On the Multicast Capacity in Energy-Constrained Lossy Wireless Networks by Exploiting Intrabatch and Interbatch Network Coding

We study a fundamental problem in determining the multicast capacity in energy-constrained wireless networks with lossy transmission links. The multicast capacity in our paper is defined as the maximum number of packets that can be disseminated from the source and successfully received by all multicast destinations. To explore the expected multicast capacity, we propose a framework for the joint optimization of both dynamic power control and error control. In our framework, the lossy wireless transmission links are characterized by the Rayleigh fading model, which reveals the realistic relationship among link quality, transmission power, and path attenuation.
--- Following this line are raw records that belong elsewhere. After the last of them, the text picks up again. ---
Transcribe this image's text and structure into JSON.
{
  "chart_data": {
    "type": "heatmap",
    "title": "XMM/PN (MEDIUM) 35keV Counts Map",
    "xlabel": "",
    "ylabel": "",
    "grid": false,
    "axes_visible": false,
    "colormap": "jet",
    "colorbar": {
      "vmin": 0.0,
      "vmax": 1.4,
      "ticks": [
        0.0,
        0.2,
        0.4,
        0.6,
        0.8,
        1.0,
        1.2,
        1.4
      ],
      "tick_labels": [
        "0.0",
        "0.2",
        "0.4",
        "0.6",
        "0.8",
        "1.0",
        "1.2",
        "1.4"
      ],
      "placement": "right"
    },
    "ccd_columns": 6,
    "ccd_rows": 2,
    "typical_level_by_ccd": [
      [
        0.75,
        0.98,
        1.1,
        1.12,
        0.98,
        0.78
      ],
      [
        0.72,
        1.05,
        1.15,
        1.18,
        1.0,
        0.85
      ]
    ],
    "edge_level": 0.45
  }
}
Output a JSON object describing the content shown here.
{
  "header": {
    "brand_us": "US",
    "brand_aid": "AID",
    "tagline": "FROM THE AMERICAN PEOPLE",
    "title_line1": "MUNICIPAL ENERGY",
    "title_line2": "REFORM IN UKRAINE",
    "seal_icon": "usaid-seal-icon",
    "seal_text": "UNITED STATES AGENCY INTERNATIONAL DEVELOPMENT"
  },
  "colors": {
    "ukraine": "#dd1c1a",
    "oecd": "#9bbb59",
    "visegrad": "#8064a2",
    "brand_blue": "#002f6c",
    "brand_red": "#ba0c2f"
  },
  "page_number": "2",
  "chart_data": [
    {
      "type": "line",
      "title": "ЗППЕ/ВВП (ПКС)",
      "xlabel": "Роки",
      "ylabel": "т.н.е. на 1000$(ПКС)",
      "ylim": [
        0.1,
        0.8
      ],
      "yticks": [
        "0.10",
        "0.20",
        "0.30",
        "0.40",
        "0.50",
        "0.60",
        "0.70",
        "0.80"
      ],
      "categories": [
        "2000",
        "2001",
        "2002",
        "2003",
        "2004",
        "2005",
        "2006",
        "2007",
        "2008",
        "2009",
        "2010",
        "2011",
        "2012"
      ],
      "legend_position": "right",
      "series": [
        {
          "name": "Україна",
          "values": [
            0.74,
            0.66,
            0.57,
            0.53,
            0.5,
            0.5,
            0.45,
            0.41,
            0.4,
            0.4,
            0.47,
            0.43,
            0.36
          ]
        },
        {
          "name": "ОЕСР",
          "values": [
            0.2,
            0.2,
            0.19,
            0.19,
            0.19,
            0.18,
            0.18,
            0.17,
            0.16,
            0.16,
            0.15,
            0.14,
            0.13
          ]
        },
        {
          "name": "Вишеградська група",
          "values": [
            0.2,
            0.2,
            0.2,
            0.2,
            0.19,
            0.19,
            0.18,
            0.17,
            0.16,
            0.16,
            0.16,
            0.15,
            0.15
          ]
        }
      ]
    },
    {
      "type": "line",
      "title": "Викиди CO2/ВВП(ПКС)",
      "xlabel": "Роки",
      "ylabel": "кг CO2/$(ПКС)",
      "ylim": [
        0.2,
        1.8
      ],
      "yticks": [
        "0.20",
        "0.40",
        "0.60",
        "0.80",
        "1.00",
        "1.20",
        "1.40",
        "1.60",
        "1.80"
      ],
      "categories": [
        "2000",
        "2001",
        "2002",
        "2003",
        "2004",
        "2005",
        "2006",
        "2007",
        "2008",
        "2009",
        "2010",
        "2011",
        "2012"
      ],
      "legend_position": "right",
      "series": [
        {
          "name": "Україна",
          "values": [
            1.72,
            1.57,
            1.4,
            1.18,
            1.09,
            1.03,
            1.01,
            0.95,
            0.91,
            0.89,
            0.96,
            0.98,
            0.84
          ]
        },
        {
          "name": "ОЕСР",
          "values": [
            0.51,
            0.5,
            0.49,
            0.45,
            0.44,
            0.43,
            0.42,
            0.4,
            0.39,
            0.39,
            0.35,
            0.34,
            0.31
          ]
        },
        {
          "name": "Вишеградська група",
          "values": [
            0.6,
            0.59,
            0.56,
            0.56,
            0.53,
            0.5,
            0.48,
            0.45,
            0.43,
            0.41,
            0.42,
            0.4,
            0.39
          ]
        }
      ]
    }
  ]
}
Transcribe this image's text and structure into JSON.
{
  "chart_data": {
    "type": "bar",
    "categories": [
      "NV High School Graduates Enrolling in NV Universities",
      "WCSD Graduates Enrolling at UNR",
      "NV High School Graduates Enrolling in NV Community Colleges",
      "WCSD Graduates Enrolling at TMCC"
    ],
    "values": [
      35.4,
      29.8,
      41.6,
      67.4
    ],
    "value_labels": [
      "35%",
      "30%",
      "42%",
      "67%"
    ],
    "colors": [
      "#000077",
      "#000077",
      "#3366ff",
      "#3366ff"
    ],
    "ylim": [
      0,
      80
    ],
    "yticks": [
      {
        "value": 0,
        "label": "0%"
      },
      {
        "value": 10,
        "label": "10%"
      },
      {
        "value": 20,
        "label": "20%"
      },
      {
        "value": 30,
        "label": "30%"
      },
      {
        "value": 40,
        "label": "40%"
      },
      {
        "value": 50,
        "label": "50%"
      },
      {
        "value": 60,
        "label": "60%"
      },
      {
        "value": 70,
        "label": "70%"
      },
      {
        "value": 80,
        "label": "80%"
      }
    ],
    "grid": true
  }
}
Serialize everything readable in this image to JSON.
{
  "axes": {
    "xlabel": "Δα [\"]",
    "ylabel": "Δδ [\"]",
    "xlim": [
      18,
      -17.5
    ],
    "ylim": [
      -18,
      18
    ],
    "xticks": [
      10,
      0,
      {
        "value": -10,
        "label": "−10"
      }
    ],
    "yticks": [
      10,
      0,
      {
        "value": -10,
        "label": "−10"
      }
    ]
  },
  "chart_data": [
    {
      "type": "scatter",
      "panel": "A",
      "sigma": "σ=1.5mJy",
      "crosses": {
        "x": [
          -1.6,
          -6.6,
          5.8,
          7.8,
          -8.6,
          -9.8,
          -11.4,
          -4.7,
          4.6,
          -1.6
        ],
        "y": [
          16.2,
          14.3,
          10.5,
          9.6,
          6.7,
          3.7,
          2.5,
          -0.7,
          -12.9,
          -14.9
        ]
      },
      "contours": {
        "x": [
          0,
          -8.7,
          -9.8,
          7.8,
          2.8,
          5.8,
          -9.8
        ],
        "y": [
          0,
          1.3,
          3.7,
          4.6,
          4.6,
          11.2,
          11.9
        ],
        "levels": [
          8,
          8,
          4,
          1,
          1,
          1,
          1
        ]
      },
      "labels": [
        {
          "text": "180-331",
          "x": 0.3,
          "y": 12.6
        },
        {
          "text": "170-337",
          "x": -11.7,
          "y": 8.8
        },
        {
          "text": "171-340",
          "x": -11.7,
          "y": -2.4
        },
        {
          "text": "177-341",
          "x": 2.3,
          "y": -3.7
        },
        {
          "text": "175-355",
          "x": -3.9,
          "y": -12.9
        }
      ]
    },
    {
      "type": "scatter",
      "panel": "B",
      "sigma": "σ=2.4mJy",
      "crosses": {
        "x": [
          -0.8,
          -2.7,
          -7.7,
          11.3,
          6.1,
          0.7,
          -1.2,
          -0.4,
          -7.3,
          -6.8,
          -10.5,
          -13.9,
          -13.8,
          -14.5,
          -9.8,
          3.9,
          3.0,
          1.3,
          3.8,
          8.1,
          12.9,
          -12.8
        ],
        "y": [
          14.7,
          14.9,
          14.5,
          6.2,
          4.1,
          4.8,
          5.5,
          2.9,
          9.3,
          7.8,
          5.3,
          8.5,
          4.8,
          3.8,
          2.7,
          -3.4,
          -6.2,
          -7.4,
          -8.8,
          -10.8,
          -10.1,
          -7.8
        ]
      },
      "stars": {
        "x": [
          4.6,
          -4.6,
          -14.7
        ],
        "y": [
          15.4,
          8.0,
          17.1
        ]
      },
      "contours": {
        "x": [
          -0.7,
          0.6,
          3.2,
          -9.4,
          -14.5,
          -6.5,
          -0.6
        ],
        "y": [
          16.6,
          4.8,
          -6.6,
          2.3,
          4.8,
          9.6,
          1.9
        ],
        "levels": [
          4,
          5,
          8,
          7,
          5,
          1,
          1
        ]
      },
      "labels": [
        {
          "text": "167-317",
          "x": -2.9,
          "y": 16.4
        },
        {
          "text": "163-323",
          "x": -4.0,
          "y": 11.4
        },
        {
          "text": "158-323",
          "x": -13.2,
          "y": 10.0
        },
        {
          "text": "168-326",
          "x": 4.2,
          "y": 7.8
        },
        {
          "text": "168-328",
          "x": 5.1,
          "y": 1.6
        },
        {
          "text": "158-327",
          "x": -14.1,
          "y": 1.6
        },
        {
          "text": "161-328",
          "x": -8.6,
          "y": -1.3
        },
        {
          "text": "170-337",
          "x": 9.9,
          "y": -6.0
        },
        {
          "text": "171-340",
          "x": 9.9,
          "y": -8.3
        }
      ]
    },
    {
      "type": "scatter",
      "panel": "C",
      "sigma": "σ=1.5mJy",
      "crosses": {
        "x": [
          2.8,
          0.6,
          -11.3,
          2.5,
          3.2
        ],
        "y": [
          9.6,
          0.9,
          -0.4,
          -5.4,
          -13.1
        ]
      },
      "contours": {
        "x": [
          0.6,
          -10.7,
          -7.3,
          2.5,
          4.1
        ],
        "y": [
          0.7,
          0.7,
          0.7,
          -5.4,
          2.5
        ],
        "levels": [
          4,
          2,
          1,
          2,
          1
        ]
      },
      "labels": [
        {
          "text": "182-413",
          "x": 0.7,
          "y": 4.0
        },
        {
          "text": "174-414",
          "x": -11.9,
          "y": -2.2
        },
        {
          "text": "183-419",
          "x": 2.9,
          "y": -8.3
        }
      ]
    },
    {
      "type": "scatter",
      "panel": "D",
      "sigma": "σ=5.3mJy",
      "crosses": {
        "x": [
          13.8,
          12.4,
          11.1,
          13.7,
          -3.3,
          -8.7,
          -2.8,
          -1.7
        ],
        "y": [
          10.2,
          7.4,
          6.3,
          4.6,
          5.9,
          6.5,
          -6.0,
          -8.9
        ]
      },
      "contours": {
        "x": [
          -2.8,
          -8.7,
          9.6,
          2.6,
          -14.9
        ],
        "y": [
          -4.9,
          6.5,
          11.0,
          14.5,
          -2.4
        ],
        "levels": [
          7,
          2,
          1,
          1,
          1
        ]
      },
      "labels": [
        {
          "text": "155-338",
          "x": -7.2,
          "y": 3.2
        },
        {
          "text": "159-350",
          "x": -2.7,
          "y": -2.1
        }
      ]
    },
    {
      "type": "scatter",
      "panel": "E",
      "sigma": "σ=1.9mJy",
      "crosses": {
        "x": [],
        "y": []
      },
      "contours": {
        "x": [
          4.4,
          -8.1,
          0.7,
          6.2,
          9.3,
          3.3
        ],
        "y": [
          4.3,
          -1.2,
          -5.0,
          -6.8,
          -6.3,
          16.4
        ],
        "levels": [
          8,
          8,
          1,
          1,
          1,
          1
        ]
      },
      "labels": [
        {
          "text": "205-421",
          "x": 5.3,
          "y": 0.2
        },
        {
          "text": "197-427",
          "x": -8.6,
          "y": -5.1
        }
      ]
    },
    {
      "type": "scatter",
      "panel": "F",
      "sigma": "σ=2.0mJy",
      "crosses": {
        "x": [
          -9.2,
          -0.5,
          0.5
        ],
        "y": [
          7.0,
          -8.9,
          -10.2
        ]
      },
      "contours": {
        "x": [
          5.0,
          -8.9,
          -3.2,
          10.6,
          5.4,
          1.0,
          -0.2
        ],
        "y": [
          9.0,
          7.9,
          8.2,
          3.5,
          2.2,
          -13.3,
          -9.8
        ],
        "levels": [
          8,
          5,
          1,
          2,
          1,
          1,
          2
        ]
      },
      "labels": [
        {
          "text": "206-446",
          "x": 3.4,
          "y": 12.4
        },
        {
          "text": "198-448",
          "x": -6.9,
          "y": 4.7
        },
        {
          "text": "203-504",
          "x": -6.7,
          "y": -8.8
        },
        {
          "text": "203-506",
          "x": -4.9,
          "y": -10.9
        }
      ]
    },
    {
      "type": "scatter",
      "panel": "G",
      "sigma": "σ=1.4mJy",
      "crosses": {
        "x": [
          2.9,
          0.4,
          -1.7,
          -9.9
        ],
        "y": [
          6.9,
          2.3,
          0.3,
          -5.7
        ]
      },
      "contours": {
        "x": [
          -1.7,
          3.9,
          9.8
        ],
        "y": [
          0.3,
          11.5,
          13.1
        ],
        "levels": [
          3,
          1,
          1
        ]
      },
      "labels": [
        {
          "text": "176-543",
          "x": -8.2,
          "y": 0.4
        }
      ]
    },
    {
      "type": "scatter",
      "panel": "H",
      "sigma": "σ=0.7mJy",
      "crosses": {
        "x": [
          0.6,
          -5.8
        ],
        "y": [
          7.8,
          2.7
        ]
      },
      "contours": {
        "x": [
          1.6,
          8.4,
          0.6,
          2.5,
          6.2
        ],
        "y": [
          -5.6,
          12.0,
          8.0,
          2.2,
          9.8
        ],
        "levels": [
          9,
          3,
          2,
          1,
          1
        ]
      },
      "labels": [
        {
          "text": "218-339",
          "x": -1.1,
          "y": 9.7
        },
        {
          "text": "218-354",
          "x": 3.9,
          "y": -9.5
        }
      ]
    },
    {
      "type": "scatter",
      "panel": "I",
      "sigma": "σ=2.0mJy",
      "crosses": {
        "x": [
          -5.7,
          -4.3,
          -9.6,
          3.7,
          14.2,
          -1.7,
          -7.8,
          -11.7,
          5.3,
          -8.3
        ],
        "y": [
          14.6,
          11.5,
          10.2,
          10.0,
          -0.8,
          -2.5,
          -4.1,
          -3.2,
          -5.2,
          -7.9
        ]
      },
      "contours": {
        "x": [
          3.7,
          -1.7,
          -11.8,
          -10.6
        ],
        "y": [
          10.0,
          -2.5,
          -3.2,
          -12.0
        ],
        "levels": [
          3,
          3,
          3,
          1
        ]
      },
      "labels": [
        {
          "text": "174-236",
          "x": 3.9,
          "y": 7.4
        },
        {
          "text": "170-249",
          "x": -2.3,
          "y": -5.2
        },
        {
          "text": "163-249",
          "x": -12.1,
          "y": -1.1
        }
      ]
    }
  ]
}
Under this model, we exploit the reliability gain of random linear network coding, also referred to as intrabatch coding in this paper, by disseminating data in batches. To maximize multicast capacity, another type of network coding opportunities across batches, referred to as interbatch coding, is also explored. Our analytical framework based on intrabatch and interbatch network coding eventually leads to a linear programming formulation that is proved to obtain the optimal multicast capacity. To approach the theoretical results in practice, we propose an algorithm called DMCC that exploits the intrabatch and interbatch coding via dynamically constructing bottleneck trees. Extensive simulations are conducted to show that its performance is very close to the optimal solution.